Check our [trains-jupyter-plugin](). It is a Jupyter plugin that allows you to commit your notebook directly from Jupyter. It also saves the Python version of the code and creates an updated `requirements.txt` so you know which packages you were using.
**Can I use TRAINS with scikit-learn?**
YES!
scikit-learn is supported. Everything you do is logged, with the caveat that models are not logged automatically.
Models are not logged automatically because, in most cases, scikit-learn is simply pickling the object to files so there is no underlying frame to connect to.
**I am working with PyCharm and remotely debugging a machine, but the git repo is not detected. Do you have a solution?**
YES!
This is such a common occurrence that we created a PyCharm plugin that allows for a remote debugger to grab your local repository / commit ID. See our [trains-pycharm-plugin]() repository for instructions and [latest release]().
**How do I know a new version came out?**
Unfortunately, TRAINS currently does not support auto-update checks.
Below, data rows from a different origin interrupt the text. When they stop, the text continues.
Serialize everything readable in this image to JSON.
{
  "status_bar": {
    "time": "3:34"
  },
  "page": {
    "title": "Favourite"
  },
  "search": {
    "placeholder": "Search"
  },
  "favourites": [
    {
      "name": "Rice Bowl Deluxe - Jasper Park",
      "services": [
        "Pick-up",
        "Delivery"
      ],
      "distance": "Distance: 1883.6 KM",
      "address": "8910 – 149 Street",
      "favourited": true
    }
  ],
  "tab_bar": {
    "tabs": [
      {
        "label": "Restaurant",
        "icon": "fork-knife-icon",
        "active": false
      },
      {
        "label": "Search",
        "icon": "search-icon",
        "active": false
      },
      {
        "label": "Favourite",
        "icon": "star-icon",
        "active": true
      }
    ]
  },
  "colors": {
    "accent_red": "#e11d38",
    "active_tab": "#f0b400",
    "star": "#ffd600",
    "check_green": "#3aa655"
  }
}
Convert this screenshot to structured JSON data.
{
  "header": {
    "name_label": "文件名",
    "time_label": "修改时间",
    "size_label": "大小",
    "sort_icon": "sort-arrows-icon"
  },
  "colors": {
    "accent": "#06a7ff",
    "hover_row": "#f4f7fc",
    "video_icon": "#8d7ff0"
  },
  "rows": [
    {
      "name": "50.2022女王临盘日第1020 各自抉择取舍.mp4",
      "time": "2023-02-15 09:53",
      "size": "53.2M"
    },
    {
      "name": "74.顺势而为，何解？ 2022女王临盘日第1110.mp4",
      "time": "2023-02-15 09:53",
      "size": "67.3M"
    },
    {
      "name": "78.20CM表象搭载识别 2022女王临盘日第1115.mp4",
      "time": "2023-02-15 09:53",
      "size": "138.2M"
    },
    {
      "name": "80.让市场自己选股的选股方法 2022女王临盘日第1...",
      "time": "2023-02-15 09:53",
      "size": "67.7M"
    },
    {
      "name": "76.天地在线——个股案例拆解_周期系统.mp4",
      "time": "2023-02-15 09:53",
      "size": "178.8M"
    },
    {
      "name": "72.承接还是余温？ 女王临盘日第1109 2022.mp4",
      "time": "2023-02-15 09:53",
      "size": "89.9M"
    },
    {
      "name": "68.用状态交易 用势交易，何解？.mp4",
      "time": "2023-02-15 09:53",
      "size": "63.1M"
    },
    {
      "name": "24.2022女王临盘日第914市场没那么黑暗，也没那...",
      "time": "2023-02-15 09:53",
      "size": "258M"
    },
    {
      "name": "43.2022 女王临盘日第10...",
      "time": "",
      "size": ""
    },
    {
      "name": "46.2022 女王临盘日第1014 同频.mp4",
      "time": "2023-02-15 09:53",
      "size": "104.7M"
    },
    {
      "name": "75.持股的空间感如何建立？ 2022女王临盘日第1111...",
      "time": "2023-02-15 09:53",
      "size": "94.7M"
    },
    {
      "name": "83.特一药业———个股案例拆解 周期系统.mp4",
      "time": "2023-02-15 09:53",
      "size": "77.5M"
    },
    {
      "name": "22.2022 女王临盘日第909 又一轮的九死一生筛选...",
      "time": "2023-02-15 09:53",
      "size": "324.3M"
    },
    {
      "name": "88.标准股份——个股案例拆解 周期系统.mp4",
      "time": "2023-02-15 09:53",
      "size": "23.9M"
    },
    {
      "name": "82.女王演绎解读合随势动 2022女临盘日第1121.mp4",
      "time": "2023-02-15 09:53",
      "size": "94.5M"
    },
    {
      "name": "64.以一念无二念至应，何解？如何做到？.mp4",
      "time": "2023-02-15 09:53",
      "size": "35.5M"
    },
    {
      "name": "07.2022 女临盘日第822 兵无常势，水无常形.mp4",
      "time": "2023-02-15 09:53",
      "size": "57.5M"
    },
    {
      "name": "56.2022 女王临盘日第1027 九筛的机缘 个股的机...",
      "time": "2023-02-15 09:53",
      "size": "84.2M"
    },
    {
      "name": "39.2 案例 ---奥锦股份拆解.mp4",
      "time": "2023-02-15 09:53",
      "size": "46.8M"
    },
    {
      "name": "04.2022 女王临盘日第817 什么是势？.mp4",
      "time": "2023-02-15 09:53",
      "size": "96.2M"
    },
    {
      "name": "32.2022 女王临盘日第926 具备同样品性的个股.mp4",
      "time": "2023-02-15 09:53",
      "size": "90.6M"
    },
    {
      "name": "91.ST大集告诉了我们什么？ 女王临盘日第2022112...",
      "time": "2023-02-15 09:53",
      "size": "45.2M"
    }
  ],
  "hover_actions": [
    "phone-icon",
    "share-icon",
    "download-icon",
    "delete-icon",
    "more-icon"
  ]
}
We hope to add this soon.
**Sometimes I see experiments as running while they are not. What is it?**
When the Python process exits in an orderly fashion, TRAINS closes the experiment.
If a process crashes, then sometimes the stop signal is missed. You can safely right click on the experiment in the Web-App and stop it.
**In the experiment log tab, Im missing the first log lines. Where are they?**
Unfortunately, due to speed/optimization issues, we opted to display only the last several hundreds. The full log can be downloaded from the Web-App.